Grant poses strategic questions about maintaining organizational resilience amidst rapid AI integration. [33:34] Altman emphasizes:
"Good decisions in the face of incredibly high stakes, uncertainty and adaptability as the facts on the ground... are changing at a very rapid rate."
This underscores the importance of adaptability and thoughtful decision-making within organizations navigating the AI landscape.
The discussion touches on AI's potential to both disrupt and create job opportunities. [28:33] Altman remarks:
"What is a human useful for today? And I would say being useful to other people."
He envisions a future where humans focus on roles that require creativity, empathy, and interpersonal skills—areas where AI cannot fully replicate human nuance.
Grant raises concerns about AI exacerbating existing inequalities. [41:00] Altman acknowledges:
"We've been able to drive the price per unit of intelligence down by roughly a factor of 10 every year."
However, he also mentions the challenge of ensuring equitable access to AI technologies, especially in developing regions, to prevent widening the digital divide.

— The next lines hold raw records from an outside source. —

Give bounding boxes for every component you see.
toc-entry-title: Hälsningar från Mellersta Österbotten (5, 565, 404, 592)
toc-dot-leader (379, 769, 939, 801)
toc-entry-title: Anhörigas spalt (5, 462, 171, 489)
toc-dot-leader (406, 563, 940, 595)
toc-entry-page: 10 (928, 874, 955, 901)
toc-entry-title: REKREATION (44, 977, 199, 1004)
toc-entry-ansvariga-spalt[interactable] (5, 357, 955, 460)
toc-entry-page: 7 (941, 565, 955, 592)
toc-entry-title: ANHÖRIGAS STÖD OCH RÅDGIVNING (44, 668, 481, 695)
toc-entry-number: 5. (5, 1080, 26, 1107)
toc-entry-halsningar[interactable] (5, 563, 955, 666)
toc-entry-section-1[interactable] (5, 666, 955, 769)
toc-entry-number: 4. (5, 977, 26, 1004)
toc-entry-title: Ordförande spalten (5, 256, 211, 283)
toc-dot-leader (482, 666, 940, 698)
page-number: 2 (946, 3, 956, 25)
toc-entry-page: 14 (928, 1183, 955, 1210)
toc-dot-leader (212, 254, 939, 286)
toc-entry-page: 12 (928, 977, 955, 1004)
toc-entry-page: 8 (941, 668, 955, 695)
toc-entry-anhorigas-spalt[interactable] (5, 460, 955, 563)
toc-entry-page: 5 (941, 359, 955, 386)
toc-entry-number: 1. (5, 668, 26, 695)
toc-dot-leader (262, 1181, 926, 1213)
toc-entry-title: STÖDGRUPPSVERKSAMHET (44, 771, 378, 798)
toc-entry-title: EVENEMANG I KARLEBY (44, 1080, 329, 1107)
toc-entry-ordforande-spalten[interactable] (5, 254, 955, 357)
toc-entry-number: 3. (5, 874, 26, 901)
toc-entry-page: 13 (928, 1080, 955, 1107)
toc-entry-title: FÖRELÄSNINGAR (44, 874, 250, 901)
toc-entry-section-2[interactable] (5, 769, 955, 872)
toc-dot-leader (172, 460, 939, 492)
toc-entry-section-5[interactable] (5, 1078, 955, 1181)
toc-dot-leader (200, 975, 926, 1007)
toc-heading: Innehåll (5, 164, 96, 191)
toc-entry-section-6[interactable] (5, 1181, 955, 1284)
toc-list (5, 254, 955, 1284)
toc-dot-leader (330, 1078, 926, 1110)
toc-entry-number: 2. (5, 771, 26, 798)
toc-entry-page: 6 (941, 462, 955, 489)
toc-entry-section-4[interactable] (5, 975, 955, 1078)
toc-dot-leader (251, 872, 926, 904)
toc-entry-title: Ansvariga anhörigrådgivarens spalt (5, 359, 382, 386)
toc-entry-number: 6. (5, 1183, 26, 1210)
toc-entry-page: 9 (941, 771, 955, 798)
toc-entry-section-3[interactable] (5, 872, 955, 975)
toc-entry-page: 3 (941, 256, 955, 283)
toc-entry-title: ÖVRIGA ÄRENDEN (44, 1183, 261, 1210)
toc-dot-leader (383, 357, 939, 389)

As the conversation draws to a close, [41:36] Altman shares his optimism and sense of responsibility:
"I am a techno optimist and science nerd... I feel a sense of duty to scientific progress as a way that society progresses."
Looking forward, Altman expresses his desire for a world characterized by abundance and prosperity, hoping his contributions to AI will enhance the quality of human life.
This episode offers a nuanced exploration of AI’s evolving role in society, balancing technological enthusiasm with cautionary insights. Through Sam Altman’s candid reflections and strategic perspectives, listeners gain a deeper understanding of the complexities and potential of AI as it shapes the future of work and human interaction.
Notable Quotes:
This insightful dialogue between Adam Grant and Sam Altman serves as a vital resource for anyone interested in understanding the profound implications of AI on our future work life and societal structures.